Her casting as the major was controversial, in part because of concerns about “money laundering” (using white actors to play non-white characters). Still Mamoru Oshii, director of the original 1995 anime, unexpectedly supported the decision. Maybe that’s because Johansson doesn’t pretend to be Motoko Kusanagi, the dashing main character from the original. Johansson’s new character, Mira Killian, comes across as a pure automaton, a blank slate without emotional ties.
But this emptiness, which pervades the film, is a symptom of Ghost in the shell‘s broader inability to comprehend the source material, and here lies the film’s deeper problems.
A missing philosophy
The director of the new film, Rupert Sanders, said in an interview with… Motherboard that he loved the original anime and wanted to “be part of the legacy of” Ghost in the shell… The world really amazed me … It was this beautiful futuristic world that I had never really seen anywhere: crazy characters, sexualized, philosophized.”
Sanders repeatedly describes his film as an “international” movie, one that he updated with a more familiar plot, because “you can’t lead” with themes of dualism, reflections on technology and “all those things that Ghost in the shell.” So what does he think are the franchise’s most memorable moments? He calls them: “The water fight, Geisha heads exploding, Major on the tank, Major jumping off the roof. Those things are iconic, and if they weren’t there, people would be upset, myself included.”
But I’m not sure Sanders understands how or why these moments became so iconic. His interpretation of the original film – which was slower, almost freezing in places – focuses on explosive energy and plumes of broken glass; it’s Daft Punk who went the way of the Boondock Saints. Consequently, the rebooted version of Sanders of Ghost in the shell is a peculiar mix of original scenes and lines, without much rhythm attached to each other. We get the hacked garbage man without the poignancy of his subsequent revelations, while the water fight Sanders mentions is almost caricatured. And Mira Killian has none of Motoko Kusanagi’s reluctance as she mercilessly defeats her prey.
As the action gets more frenetic, the thoughtful theme of humans merging with machines gets duller.
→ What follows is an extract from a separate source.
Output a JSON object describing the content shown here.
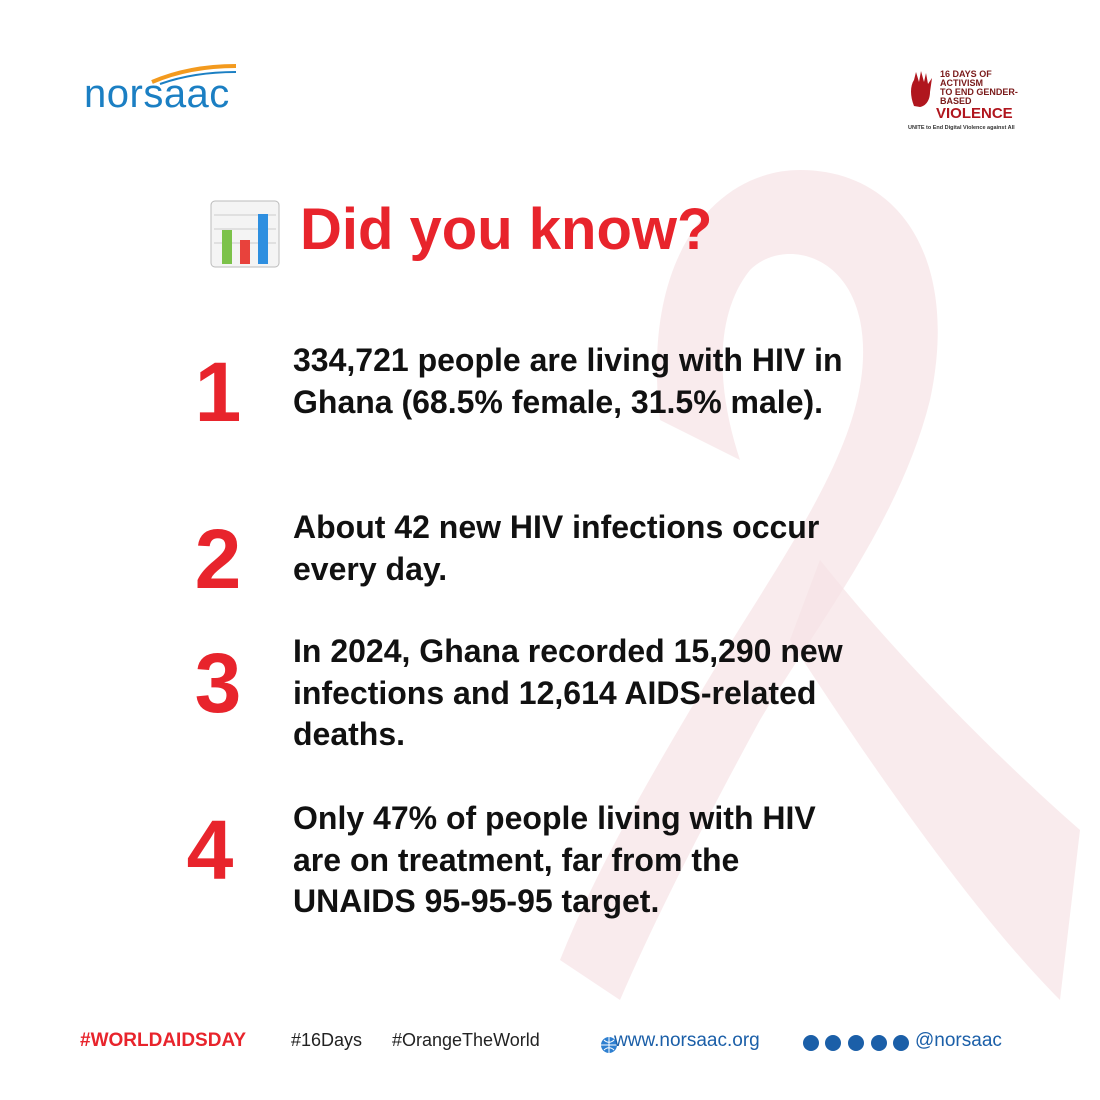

Kuze – another abductee crammed into a Caucasian form – begs Major to fuse with him. Why? We only learn that he was Motoko’s boyfriend in life. However, that romantic connection is never really explored. It’s like the love story was recorded because that’s exactly what you do in Hollywood. What could be more compelling than star-crossed love?
the 1995 Ghost in the shell has a more complex understanding of why two entities would want to merge. In the climactic scene, the Puppet Master Kusanagi presents a compelling proposition. All life strives to multiply, Kusanagi says, and diversification is essential to ensure the survival of any lineage. So it tries to fuse with it – the flawed human and the flawed program – to create something greater than both of them. “To be human,” the puppeteer tells Kusanagi, “is to constantly change.”
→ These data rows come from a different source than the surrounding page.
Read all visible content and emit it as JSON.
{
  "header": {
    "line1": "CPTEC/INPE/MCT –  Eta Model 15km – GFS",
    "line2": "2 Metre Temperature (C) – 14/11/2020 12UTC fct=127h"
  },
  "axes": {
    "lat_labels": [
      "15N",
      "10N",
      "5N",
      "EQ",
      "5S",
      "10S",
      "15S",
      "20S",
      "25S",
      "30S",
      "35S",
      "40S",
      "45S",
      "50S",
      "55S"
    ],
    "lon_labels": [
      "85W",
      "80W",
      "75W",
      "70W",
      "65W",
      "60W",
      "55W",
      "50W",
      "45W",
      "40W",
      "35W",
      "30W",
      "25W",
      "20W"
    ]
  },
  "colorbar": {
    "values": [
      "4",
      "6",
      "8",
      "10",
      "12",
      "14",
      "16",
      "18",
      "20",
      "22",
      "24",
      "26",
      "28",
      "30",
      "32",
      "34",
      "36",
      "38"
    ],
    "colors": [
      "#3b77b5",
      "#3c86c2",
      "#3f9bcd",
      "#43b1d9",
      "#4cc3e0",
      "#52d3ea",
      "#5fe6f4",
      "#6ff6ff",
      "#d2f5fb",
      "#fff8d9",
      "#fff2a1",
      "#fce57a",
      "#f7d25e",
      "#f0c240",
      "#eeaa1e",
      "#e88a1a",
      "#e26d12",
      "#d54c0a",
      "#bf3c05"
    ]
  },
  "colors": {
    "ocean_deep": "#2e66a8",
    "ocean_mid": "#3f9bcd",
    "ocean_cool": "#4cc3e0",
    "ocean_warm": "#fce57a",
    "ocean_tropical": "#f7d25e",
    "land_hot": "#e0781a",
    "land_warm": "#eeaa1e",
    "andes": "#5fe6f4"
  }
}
There is irony in this line in the context of the new movie. The new Ghost in the shell film embodies that idea of constant change, but the cross-fertilization of western sensibilities with the source material doesn’t quite work. It clings to the styles of the original franchise, eliminating certain wholesale vignettes. But while the original anime was intrinsically Japanese, Sanders’ portrayal is fundamentally American in ways beyond mere casting.
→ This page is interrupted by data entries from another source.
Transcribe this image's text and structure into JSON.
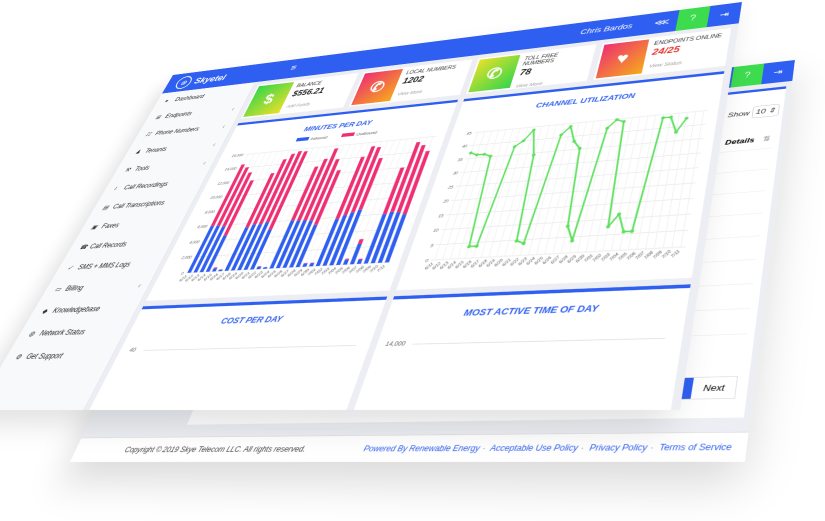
{
  "colors": {
    "brand": "#2f5ff0",
    "inbound": "#2f5ff0",
    "outbound": "#ee2f72",
    "line": "#5ee05e",
    "help": "#3ddc4f"
  },
  "header": {
    "logo": "Skyetel",
    "user": "Chris Bardos",
    "icons": [
      "menu-icon",
      "share-icon",
      "help-icon",
      "logout-icon"
    ],
    "help_label": "?"
  },
  "sidebar": {
    "items": [
      {
        "label": "Dashboard",
        "icon": "▸",
        "chevron": false
      },
      {
        "label": "Endpoints",
        "icon": "⊞",
        "chevron": true
      },
      {
        "label": "Phone Numbers",
        "icon": "☷",
        "chevron": true
      },
      {
        "label": "Tenants",
        "icon": "♟",
        "chevron": true
      },
      {
        "label": "Tools",
        "icon": "⚒",
        "chevron": true
      },
      {
        "label": "Call Recordings",
        "icon": "♪",
        "chevron": false
      },
      {
        "label": "Call Transcriptions",
        "icon": "▤",
        "chevron": false
      },
      {
        "label": "Faxes",
        "icon": "▣",
        "chevron": false
      },
      {
        "label": "Call Records",
        "icon": "☎",
        "chevron": false
      },
      {
        "label": "SMS + MMS Logs",
        "icon": "✓",
        "chevron": false
      },
      {
        "label": "Billing",
        "icon": "▭",
        "chevron": true
      },
      {
        "label": "Knowledgebase",
        "icon": "◆",
        "chevron": false
      },
      {
        "label": "Network Status",
        "icon": "◍",
        "chevron": false
      },
      {
        "label": "Get Support",
        "icon": "⚙",
        "chevron": false
      }
    ]
  },
  "stats": [
    {
      "label": "Balance",
      "value": "$556.21",
      "link": "Add Funds",
      "icon": "$",
      "gradient": [
        "#35d64a",
        "#e6e02a"
      ]
    },
    {
      "label": "Local Numbers",
      "value": "1202",
      "link": "View More",
      "icon": "✆",
      "gradient": [
        "#ee2f72",
        "#f6a91c"
      ]
    },
    {
      "label": "Toll Free Numbers",
      "value": "78",
      "link": "View More",
      "icon": "✆",
      "gradient": [
        "#e6e02a",
        "#35d64a"
      ]
    },
    {
      "label": "Endpoints Online",
      "value": "24/25",
      "link": "View Status",
      "icon": "♥",
      "gradient": [
        "#ee2f72",
        "#f6a91c"
      ],
      "value_color": "#e8322e"
    }
  ],
  "chart_data": [
    {
      "type": "bar",
      "stacked": true,
      "title": "MINUTES PER DAY",
      "legend": "top",
      "categories": [
        "6/11",
        "6/12",
        "6/13",
        "6/14",
        "6/15",
        "6/16",
        "6/17",
        "6/18",
        "6/19",
        "6/20",
        "6/21",
        "6/22",
        "6/23",
        "6/24",
        "6/25",
        "6/26",
        "6/27",
        "6/28",
        "6/29",
        "6/30",
        "7/01",
        "7/02",
        "7/03",
        "7/04",
        "7/05",
        "7/06",
        "7/07",
        "7/08",
        "7/09",
        "7/10",
        "7/11"
      ],
      "ylim": [
        0,
        16000
      ],
      "yticks": [
        "0",
        "2,000",
        "4,000",
        "6,000",
        "8,000",
        "10,000",
        "12,000",
        "14,000",
        "16,000"
      ],
      "grid": true,
      "series": [
        {
          "name": "Inbound",
          "values": [
            6000,
            6000,
            5800,
            4600,
            400,
            200,
            5500,
            5800,
            5800,
            6000,
            5000,
            300,
            200,
            6000,
            5900,
            5900,
            5800,
            5200,
            400,
            400,
            5800,
            6200,
            6500,
            6800,
            600,
            2400,
            500,
            6000,
            6200,
            6100,
            5800
          ]
        },
        {
          "name": "Outbound",
          "values": [
            8500,
            8000,
            7400,
            7400,
            100,
            0,
            7300,
            8900,
            9600,
            9700,
            10600,
            50,
            0,
            7200,
            8300,
            9700,
            8200,
            7200,
            50,
            50,
            8200,
            9200,
            8700,
            6800,
            100,
            600,
            100,
            6000,
            9200,
            8800,
            8200
          ]
        }
      ]
    },
    {
      "type": "line",
      "title": "CHANNEL UTILIZATION",
      "categories": [
        "6/11",
        "6/12",
        "6/13",
        "6/14",
        "6/15",
        "6/16",
        "6/17",
        "6/18",
        "6/19",
        "6/20",
        "6/21",
        "6/22",
        "6/23",
        "6/24",
        "6/25",
        "6/26",
        "6/27",
        "6/28",
        "6/29",
        "6/30",
        "7/01",
        "7/02",
        "7/03",
        "7/04",
        "7/05",
        "7/06",
        "7/07",
        "7/08",
        "7/09",
        "7/10",
        "7/11"
      ],
      "ylim": [
        0,
        45
      ],
      "yticks": [
        "0",
        "5",
        "10",
        "15",
        "20",
        "25",
        "30",
        "35",
        "40",
        "45"
      ],
      "grid": true,
      "values": [
        39,
        38,
        38,
        37,
        4,
        4,
        40,
        42,
        46,
        36,
        5,
        4,
        43,
        46,
        40,
        37,
        9,
        4,
        44,
        47,
        46,
        8,
        12,
        6,
        6,
        46,
        46,
        40,
        45,
        null,
        null
      ]
    },
    {
      "type": "bar",
      "title": "COST PER DAY",
      "yticks": [
        "40"
      ]
    },
    {
      "type": "bar",
      "title": "MOST ACTIVE TIME OF DAY",
      "yticks": [
        "14,000"
      ]
    }
  ],
  "back": {
    "show_label": "Show",
    "show_value": "10",
    "column_header": "Details",
    "sort_icon": "⇅",
    "pager": {
      "current": "1",
      "next": "Next"
    }
  },
  "footer": {
    "copyright": "Copyright © 2019 Skye Telecom LLC. All rights reserved.",
    "links": [
      "Powered By Renewable Energy",
      "Acceptable Use Policy",
      "Privacy Policy",
      "Terms of Service"
    ]
  }
}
Both Motoko Kusanagi and Mira Killian repeatedly ask the world, “Who am I?” But where the former looks for meaning in the context of the bigger picture, the latter looks inward, obsessed with the individual. The entire arc of Killian in the film is classic Hollywood. She is indistinguishable from most other American action heroes beyond a metaphor for a larger concept. The film’s political landscape is strictly incidental, a backdrop to Killian’s personal struggles. Even the tragic twist introduced in the third act is just fuel to propel her personal story.